Recently, we uncovered an unanticipated role of Cln1/Ppt1 in regulating lysosomal acidification. This is an important discovery because dysregulation of lysosomal acidification is a fundamental defect that contributes to pathogenesis in virtually all LSDs and in common neurodegenerative diseases like Alzheimer’s and Parkinson’s. The vacuolar H+-transporting ATPase (v-ATPase) regulates lysosomal acidification. However, despite intense studies the mechanism of lysosomal acidification defect in these diseases remains largely unclear. The v-ATPase is a multi-subunit protein complex with a cytosolic V1 sector and lysosomal membrane-anchored V0 sector. We found that subunit a1 of the V0 sector (V0a1) undergoes palmitoylation for anchoring to the lysosomal membrane. More interestingly, in Cln1-/- mice, which mimics INCL, disruption of endosomal sorting and trafficking of V0a1 misrouts it to the plasma membrane instead of its normal localization on the lysosome. This defect caused v-ATPase-deficiency on lysosomal membrane and dysregulated lysosomal acidification in Cln1-/- mice. Another important discovery is the identification and characterization of a potent, non-toxic, anti-oxidant, thioesterase-mimetic small molecule, N-tert (Butyl) hydroxylamine (NtBuHA), which readily crossed the blood-brain barrier, cleaved thioester linkage in S-acylated proteins (constituents of ceroid) and mediated ceroid depletion in cultured cells from INCL patients and in the brain tissues of Cln1-/- mice.

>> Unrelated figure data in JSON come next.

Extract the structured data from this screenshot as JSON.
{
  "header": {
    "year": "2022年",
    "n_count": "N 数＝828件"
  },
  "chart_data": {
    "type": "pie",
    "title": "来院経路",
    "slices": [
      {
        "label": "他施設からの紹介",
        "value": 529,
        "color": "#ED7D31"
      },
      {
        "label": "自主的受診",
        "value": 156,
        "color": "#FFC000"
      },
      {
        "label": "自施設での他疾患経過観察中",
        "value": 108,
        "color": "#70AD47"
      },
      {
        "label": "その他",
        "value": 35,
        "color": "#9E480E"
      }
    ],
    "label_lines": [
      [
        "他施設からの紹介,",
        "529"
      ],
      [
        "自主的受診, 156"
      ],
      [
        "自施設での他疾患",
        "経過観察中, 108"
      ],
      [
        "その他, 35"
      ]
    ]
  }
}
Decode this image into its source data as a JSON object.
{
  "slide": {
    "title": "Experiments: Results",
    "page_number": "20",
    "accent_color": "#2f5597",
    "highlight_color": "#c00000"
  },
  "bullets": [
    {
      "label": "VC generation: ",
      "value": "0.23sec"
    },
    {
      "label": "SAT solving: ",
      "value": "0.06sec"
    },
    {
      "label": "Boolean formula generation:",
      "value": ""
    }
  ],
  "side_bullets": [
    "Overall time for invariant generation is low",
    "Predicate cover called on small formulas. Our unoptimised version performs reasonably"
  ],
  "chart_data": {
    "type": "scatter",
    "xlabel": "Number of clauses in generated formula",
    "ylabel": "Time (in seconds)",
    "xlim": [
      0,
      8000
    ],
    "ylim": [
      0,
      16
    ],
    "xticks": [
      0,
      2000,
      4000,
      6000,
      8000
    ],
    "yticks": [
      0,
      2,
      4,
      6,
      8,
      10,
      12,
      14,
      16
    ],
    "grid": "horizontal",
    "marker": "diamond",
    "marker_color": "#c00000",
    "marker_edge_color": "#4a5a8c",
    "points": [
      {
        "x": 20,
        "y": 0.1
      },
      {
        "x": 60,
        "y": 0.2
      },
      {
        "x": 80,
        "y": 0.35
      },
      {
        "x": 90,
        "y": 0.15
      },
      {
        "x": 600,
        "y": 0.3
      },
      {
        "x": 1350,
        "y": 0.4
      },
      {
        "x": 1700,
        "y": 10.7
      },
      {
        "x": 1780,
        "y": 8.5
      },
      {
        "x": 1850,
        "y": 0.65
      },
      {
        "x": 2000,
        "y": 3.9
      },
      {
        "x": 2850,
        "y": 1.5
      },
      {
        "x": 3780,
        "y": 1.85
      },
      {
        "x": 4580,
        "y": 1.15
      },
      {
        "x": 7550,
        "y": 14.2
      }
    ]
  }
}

Importantly, NtBuHA-treatment improved motor coordination, preserved exploratory behavior and modestly extended lifespan of Cln1-/- mice. This compound also improved the lysosomal pH to near normal. These findings have been published in Nature Neuroscience and Nature Communications, respectively. Currently, preclinical studies are being planned. Our efforts are directed to developing effective therapies for rare neurodegenerative LSDs like INCL and JNCL. Investigations on raregeneticdiseases may provide a windowintomore common neurodegenerative disorders facilitating the development of novel treatment strategies.